Qdrant MCP Server – Semantic Memory Search
Qdrant's official MCP server acts as a semantic memory layer on top of the Qdrant vector search engine. Use it to let AI agents store information with optional metadata and retrieve relevant memories or snippets using semantic search.
Overview
Qdrant's official MCP server connects compatible AI clients to the Qdrant
vector search engine. It is designed as a semantic memory layer: an agent can
store useful information and later retrieve relevant entries by meaning rather
than by exact keyword matching.
What the MCP server enables
The server exposes two core tools:
qdrant-storestores information in a Qdrant collection with optional JSON
metadata.qdrant-findretrieves relevant stored information from Qdrant using a
natural-language query.
A default COLLECTION_NAME can be configured. When no default collection is
set, collection name is supplied per tool call. The server automatically
creates the configured collection when needed. It uses FastEmbed by default and
currently supports FastEmbed models, with
sentence-transformers/all-MiniLM-L6-v2 as the default embedding model.
When to use it
Use Qdrant MCP when an AI agent needs durable semantic memory or reusable
retrieval over a curated knowledge base. Practical uses include storing project
decisions, code snippets, implementation notes, documentation fragments, support
answers, research findings, or team conventions, then searching them later by
intent. The tool descriptions can be customized to specialize the server for a
codebase, documentation collection, or workflow-specific memory store.
Connection and authentication
The standard local command is uvx mcp-server-qdrant. The default transport is
stdio. The same command can start SSE or Streamable HTTP by adding
--transport sse or --transport streamable-http. Server host and port use
FastMCP settings, with port 8000 as the documented default for network
transports.
Configure either QDRANT_URL for a running Qdrant server or
QDRANT_LOCAL_PATH for a local Qdrant database path, but not both. Use
QDRANT_API_KEY when connecting to a Qdrant server that requires API-key
authentication.
Key considerations
The store tool writes data into Qdrant. Set QDRANT_READ_ONLY=true when an
agent should only retrieve existing memories. The server focuses on semantic
store and find workflows rather than full database administration, and only
FastEmbed models are supported for embeddings at this time. Keep API keys in a
protected environment, avoid storing secrets as memories, and restrict network
transports to trusted clients and networks. For Docker deployments, bind
carefully and expose only the required port.
Supported Transports
stdio
Command: uvx
Args:
mcp-server-qdrant
sse
URL: http://localhost:8000/sse
streamable_http
URL: http://localhost:8000/mcp
Frequently Asked Questions
- When should an AI agent use the Qdrant MCP server?
- Use it when an agent needs durable semantic memory or retrieval over stored context, such as project notes, code snippets, documentation fragments, implementation details, support answers, or reusable workflow knowledge.
- What does the Qdrant MCP server add to an AI agent's capabilities?

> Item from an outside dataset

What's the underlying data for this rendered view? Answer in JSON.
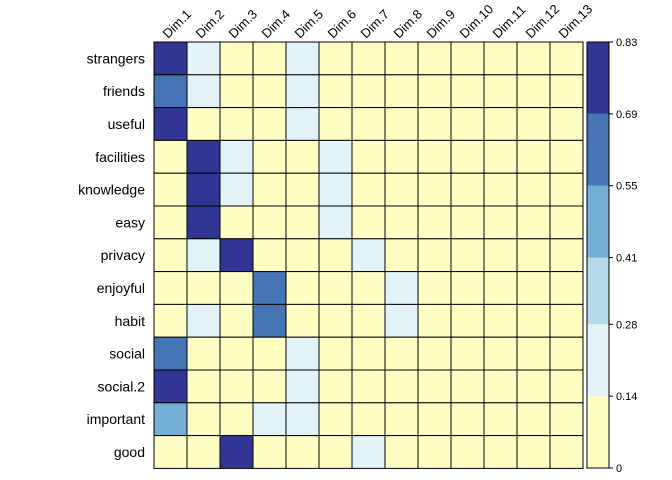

- It lets the agent store information in Qdrant and retrieve relevant entries by semantic similarity, giving the model access to persistent external memory instead of relying only on conversation history or static knowledge.
- What can an AI agent access or manage through Qdrant MCP?
- The official server exposes `qdrant-store` for writing information with optional metadata and `qdrant-find` for semantic retrieval. It is not a full Qdrant administration server and focuses on memory-style storage and search.
- How is authentication configured for the Qdrant MCP server?
- Configure the server with QDRANT_URL for a remote Qdrant instance or QDRANT_LOCAL_PATH for local mode. Set QDRANT_API_KEY when the target Qdrant server requires it. Store API keys securely and do not put secrets directly into stored memories.
- Which transport should be used for the Qdrant MCP server?
- Use stdio for local desktop or IDE clients. Use Streamable HTTP or SSE only when a network transport is required, and protect the endpoint because the server can retrieve and, unless read-only mode is enabled, store information in the configured Qdrant collection.